Celebrations often begin on Christmas Eve and continue through the New Year. Families gather on Christmas Eve for processions through the streets to Churches decorated with the bold crimson foliage of Poinsettias in bloom for a Midnight Mass to begin the holiday season. People worship as choirs sing religious and secular traditional songs. In some parishes, fireworks are lit after services and people dance, feast and exchange presents well into the longest night of the year.

Other familiar traditions get a uniquely Indian twist on the subcontinent and Nativity scenes are displayed in Christian homes and banana and mango trees are decorated with lights and oil lamps are placed on roofs and walls to declare the return of the light as is also done for India’s Diwali festival. Most startling and magical are the strings of star-shaped paper lanterns that are hung from rooftop to rooftop and in front of Christian-owned shops and restaurants ostensibly to light the way of all men. Caroling takes place in Christian communities and in most urban melting-pots as crowds of people gather to walk through the streets and make a joyous noise to celebrate their faith.
Families prepare for weeks or sometimes months for the coming of Christmas and homes are cleaned, repaired and whitewashed. That ever-earlier harbinger of the Christmas season in the West – shopping – also takes place in India as people shop for new clothes to wear to festivities and buy presents for loved ones. For women and girls the holiday also includes preparing special foods – particularly desserts and cakes to share with holiday visitors and cooking can begin long in advance of the holiday.
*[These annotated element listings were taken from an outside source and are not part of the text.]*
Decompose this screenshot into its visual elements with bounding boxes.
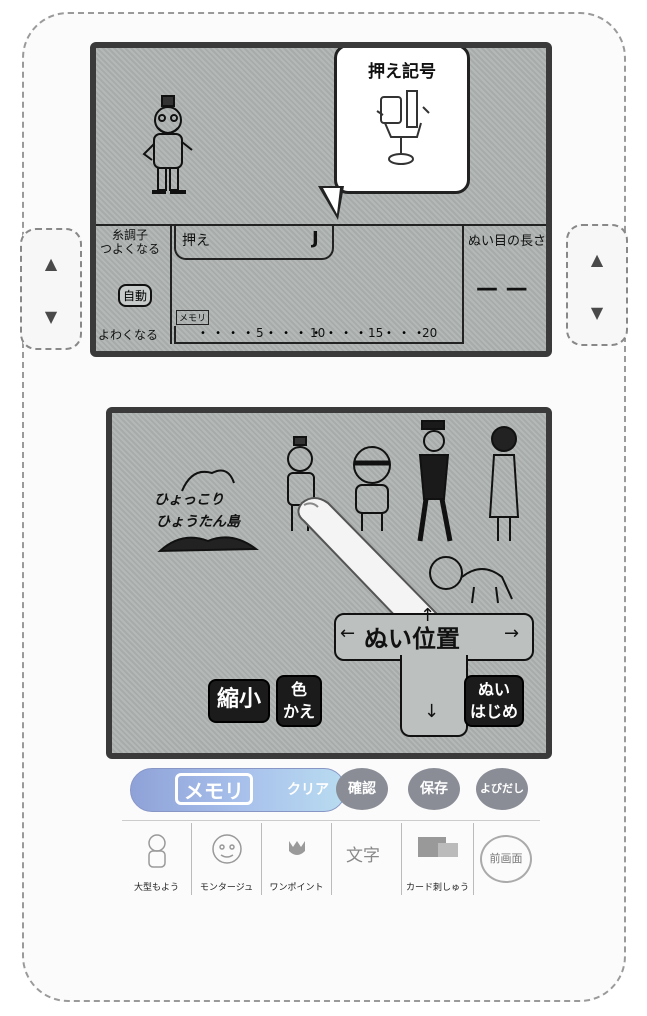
large-pattern-button[interactable]: 大型もよう [122, 823, 192, 895]
tension-up-button[interactable]: ▲ [22, 254, 80, 273]
memory-button-row: メモリ クリア 確認 保存 よびだし [122, 758, 534, 818]
move-right-button[interactable]: → [504, 623, 519, 644]
island-text-line1: ひょっこり [154, 492, 224, 508]
tulip-icon [288, 841, 305, 855]
tension-label: 糸調子 つよくなる [100, 228, 161, 256]
island-text-line2: ひょうたん島 [156, 514, 240, 530]
character-figure-icon [142, 95, 193, 194]
weaker-label: よわくなる [98, 328, 159, 342]
memory-clear-pill: メモリ クリア [130, 768, 346, 812]
tension-adjust-buttons: ▲ ▼ [20, 228, 82, 350]
memory-tag: メモリ [176, 310, 210, 325]
foot-name: 押え [182, 233, 210, 249]
shrink-button[interactable]: 縮小 [208, 679, 270, 723]
save-button[interactable]: 保存 [408, 768, 460, 810]
scale-5: 5 [256, 326, 264, 340]
teddy-bear-icon [147, 834, 166, 868]
auto-tension-button[interactable]: 自動 [118, 284, 153, 307]
scale-20: 20 [422, 326, 438, 340]
scale-10: 10 [310, 326, 326, 340]
character-pattern-4-icon[interactable] [480, 421, 528, 547]
stitch-length-adjust-buttons: ▲ ▼ [566, 224, 628, 346]
move-up-button[interactable]: ↑ [420, 605, 435, 626]
pattern-category-row: 大型もよう モンタージュ ワンポイント 文字 カード刺しゅう 前画面 [122, 820, 540, 899]
previous-screen-button[interactable]: 前画面 [480, 835, 532, 883]
text-button-label: 文字 [346, 846, 380, 866]
callout-title: 押え記号 [368, 62, 436, 82]
card-embroidery-button[interactable]: カード刺しゅう [402, 823, 474, 895]
move-down-button[interactable]: ↓ [424, 701, 439, 722]
stitch-length-label: ぬい目の長さ [468, 234, 547, 249]
face-icon [211, 834, 242, 864]
pointing-finger-icon [297, 497, 440, 621]
memory-button[interactable]: メモリ [175, 773, 253, 805]
recall-button[interactable]: よびだし [476, 768, 528, 810]
card-icon [417, 837, 458, 857]
right-divider [462, 224, 464, 344]
tension-down-button[interactable]: ▼ [22, 307, 80, 326]
scale-15: 15 [368, 326, 384, 340]
sew-position-label: ぬい位置 [364, 625, 460, 653]
scale-dots: • • • • [200, 328, 255, 339]
top-lcd-screen: 押え記号 糸調子 つよくなる 自動 よわくなる 押え J メモリ • • • •… [90, 42, 552, 357]
presser-foot-callout: 押え記号 [334, 48, 470, 194]
bottom-lcd-screen: ひょっこり ひょうたん島 ← ぬい位置 ↑ → ↓ 縮小 色 かえ ぬい はじめ [106, 407, 552, 759]
left-divider [170, 224, 172, 344]
length-down-button[interactable]: ▼ [568, 303, 626, 322]
island-pattern[interactable]: ひょっこり ひょうたん島 [152, 461, 264, 561]
one-point-button[interactable]: ワンポイント [262, 823, 332, 895]
foot-letter: J [312, 228, 319, 249]
confirm-button[interactable]: 確認 [336, 768, 388, 810]
length-up-button[interactable]: ▲ [568, 250, 626, 269]
sew-start-button[interactable]: ぬい はじめ [464, 675, 524, 727]
clear-button[interactable]: クリア [287, 779, 329, 799]
presser-foot-icon [376, 90, 430, 165]
stitch-scale: • • • • 5 • • • • 10 • • • 15 • • • 20 [174, 326, 462, 344]
stitch-length-value: — — [476, 276, 528, 301]
color-change-button[interactable]: 色 かえ [276, 675, 322, 727]
text-button[interactable]: 文字 [332, 823, 402, 895]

Students return home for the holidays and adults living away from their place of birth often return at this time to visit their parents.

A Tray of Indian Sweets

Christmas Day itself is a national holiday in India and the day off from work and official duties often prompts people of other faiths to have large family dinners at this time as well. So, even if they make up a small portion of India’s population, Christians have freedom to worship and celebrate this season that is both known and in some secular ways shared by their brothers and sisters of other creeds.

Even if this Christmas season began in Mumbai with the violence of brother against brother, in a spirit of peace, let us all continue in tolerance and love for people of all faiths. Despite the lack of a moral compass by the men (and women) who may have carried out such hateful deeds, they are not representative of any creed or culture other than their own marginalized, misguided groups. Every faithful or thoughtful person – regardless of their religion or beliefs – should be appalled by the violence of the Mumbai bombings and should try to find a way in their own lives to take a small but conscious step to counter hate and let the light of the season shine just a bit brighter than it might have before their action. Christian or not, the solstice season is about the return of the sun and victory of light over darkness, and when we act in tolerance and in love we all become part of ensuring that victory. Merry Christmas India, Merry Christmas World.

(Words by Laura Kelley, Elephant Christmas Tree © Eti Swinford | Dreamstime.com”; Christmas Stars to Heaven © Nikhil Gangavane | Dreamstime.com; and Tray of Indian Sweets © Sunil Lal | Dreamstime.com)
*The Islamic festival of lights is Ramadan and Hindu India’s holiday is Diwali. Both fall according to a lunar calendar and are not associated with solstice celebrations.